Я не ходил к Владимиру Галактионовичу, ибо — как уже сказано — решительно отказался от попыток писать. Встречал я его только изредка мельком на улицах или в собраниях у знакомых, где он держался молчаливо, спокойно прислушиваясь к спорам. Его спокойствие волновало меня. Подо мною все колебалось, вокруг меня — я хорошо видел это — начиналось некоторое брожение. Все волновались, спорили — на чем же стоит этот человек? Но я не решался подойти к нему и спросить: «Почему вы спокойны?»
У моих знакомых явились новые книги: толстые тома Редкина, еще более толстая «История социальных систем» Щеглова, «Капитал», книга Лоховицкого о конституциях, литографированные лекции В. О. Ключевского, Коркунова, Сергеевича.

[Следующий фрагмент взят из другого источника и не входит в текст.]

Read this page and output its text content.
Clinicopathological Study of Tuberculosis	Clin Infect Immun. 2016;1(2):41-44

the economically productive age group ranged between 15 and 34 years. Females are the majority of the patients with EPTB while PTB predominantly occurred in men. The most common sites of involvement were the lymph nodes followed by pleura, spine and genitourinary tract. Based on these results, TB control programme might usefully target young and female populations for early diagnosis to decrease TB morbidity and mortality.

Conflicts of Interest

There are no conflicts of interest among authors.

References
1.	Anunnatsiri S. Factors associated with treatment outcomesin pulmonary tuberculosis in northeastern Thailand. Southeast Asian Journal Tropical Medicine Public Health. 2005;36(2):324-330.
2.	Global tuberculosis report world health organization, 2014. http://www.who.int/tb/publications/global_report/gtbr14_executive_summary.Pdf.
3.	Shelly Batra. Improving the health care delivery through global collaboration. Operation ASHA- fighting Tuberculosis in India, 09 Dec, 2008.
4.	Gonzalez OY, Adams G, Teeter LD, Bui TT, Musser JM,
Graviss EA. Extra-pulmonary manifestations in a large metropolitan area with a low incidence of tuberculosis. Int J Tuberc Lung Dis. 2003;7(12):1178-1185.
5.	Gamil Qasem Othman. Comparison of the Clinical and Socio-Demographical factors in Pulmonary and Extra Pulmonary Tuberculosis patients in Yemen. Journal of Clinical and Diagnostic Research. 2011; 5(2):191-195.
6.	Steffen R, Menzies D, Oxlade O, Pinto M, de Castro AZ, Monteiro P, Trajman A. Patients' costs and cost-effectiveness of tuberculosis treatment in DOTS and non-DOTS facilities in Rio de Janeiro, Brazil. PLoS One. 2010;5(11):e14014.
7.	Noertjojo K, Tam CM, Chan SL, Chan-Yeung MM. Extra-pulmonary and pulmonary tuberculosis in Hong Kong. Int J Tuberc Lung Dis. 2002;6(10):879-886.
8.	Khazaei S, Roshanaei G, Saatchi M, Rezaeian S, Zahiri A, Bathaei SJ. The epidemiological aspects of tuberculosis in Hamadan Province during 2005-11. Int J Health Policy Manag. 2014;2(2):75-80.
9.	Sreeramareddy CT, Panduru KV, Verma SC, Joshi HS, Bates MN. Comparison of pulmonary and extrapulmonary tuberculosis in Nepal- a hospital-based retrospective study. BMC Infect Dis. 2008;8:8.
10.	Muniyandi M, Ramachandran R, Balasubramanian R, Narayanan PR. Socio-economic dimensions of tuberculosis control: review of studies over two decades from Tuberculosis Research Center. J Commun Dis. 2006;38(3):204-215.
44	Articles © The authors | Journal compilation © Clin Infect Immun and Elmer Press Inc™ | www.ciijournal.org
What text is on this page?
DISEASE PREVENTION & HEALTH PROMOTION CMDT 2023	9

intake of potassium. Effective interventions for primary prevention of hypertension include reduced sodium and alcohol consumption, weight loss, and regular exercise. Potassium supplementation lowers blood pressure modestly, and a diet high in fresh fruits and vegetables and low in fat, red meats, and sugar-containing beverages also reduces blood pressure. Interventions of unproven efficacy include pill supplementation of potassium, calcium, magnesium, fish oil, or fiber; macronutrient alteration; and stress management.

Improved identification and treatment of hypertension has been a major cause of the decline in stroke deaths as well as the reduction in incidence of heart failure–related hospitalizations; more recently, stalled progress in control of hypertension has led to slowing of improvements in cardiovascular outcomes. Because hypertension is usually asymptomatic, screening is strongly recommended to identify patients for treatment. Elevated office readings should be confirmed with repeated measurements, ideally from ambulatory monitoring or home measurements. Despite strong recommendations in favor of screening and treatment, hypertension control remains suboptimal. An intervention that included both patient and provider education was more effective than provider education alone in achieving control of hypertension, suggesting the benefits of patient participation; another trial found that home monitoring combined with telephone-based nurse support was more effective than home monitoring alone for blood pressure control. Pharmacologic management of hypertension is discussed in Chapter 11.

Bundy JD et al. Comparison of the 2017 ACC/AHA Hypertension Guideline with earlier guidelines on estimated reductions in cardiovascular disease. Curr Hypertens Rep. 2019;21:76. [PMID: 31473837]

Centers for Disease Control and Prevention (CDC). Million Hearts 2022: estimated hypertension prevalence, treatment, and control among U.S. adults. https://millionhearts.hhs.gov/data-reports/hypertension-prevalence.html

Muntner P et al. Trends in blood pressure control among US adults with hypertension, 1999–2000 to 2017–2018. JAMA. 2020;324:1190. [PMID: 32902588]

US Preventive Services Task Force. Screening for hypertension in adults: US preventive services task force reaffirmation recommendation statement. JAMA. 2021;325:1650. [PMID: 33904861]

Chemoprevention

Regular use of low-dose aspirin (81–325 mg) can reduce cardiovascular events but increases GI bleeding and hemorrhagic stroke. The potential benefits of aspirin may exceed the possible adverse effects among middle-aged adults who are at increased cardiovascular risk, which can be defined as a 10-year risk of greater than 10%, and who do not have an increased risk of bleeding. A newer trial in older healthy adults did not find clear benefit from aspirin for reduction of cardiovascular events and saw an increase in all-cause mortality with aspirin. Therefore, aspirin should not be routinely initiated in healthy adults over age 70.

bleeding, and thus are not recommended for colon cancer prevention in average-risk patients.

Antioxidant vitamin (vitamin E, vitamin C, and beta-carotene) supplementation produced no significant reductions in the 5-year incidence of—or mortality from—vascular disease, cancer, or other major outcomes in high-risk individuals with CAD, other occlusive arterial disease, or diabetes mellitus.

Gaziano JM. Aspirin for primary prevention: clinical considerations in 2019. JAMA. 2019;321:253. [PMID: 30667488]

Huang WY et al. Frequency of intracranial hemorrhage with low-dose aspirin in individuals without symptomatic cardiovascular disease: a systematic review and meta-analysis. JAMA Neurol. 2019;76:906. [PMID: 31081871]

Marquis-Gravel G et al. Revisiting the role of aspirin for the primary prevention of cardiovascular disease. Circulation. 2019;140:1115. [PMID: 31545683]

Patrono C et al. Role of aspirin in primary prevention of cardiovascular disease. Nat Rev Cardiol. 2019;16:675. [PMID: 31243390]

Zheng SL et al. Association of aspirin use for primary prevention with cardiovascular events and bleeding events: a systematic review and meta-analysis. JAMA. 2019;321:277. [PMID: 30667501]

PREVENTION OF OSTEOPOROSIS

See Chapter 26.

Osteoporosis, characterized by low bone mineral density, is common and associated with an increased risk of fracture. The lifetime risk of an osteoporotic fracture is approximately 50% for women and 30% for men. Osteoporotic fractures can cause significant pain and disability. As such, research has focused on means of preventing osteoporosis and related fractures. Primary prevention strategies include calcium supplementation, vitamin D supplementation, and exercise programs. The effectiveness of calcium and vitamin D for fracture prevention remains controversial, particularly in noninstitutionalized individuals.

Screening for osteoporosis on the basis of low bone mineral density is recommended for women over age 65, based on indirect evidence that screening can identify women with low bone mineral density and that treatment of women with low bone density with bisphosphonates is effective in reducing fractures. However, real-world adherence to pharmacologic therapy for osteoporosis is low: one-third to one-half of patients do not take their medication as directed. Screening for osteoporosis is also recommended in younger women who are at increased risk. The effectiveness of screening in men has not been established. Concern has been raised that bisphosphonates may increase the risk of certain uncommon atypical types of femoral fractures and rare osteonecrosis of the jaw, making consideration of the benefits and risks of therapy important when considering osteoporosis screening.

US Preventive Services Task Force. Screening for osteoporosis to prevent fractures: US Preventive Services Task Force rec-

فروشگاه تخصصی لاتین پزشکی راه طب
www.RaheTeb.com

Часть молодежи увлекалась железной логикой Маркса, большинство ее жадно читало романы Бурже «Ученик», Сенкевича «Без догмата», повесть Дедлова «Сашенька» и рассказы о «новых людях» — новым в этих людях было резко выраженное устремление к индивидуализму. Эта новенькая тенденция очень нравилась, и юношество стремительно вносило ее в практику жизни, высмеивая и жарко критикуя «обязанности интеллигенции» решать вопросы социального бытия.
Некоторые из новорожденных индивидуалистов находили опору для себя в детерминизме системы Маркса.
Ярославский семинарист А. Ф. Троицкий — впоследствии врач во Франции, в Орлеане, — человек красноречивый, страстный спорщик, говорил:
— Историческая необходимость такая же мистика, как и учение церкви о предопределении, такая же угнетающая чепуха, как народная вера в судьбу. Материализм — банкротство разума, который не может обнять всего разнообразия явлений жизни и уродливо сводит их к одной, наиболее простой причине. Природе чуждо и враждебно упрощение, закон ее развития — от простого к сложному и сложнейшему. Потребность упрощать — наша детская болезнь, она свидетельствует только о том, что разум пока еще бессилен, не может гармонизировать всю сумму, весь хаос явлений.
Некоторые с удовольствием опирались на догматику эгоизма А. Смита, она вполне удовлетворяла их, и они становились «материалистами» в обыденном, вульгарном смысле понятия. Большинство их рассуждало приблизительно так просто:
— Если существует историческая необходимость, ведущая силою своей человечество по пути прогресса, — значит, дело: обойдется и без нас!
И, сунув руки в карманы, они равнодушно посвистывали. Присутствуя на словесных битвах в качестве зрителей, они наблюдали, как вороны, сидя на заборе, наблюдают яростный бой петухов. Порою — и все чаще — молодежь грубовато высмеивала «хранителей заветов героической эпохи». Мои симпатии были на стороне именно этих «хранителей», людей чудаковатых, но удивительно чистых. Они казались мне почти святыми в увлечении «народом» — объектом их любви, забот и подвигов. В них я видел нечто героикомическое, но меня увлекал их романтизм, точнее — социальный идеализм. Я видел, что они раскрашивают «народ» слишком нежными красками, я знал, что «народа», о котором они говорят, — нет на земле; на ней терпеливо живет близоруко-хитрый, своекорыстный мужичок, подозрительно и враждебно поглядывая на все, что не касается его интересов; живет тупой, жуликоватый мещанин, насыщенный суевериями и предрассудками еще более ядовитыми, чем предрассудки мужика, работает на земле волосатый крепкий купец, неторопливо налаживая сытую, законно-зверячью жизнь.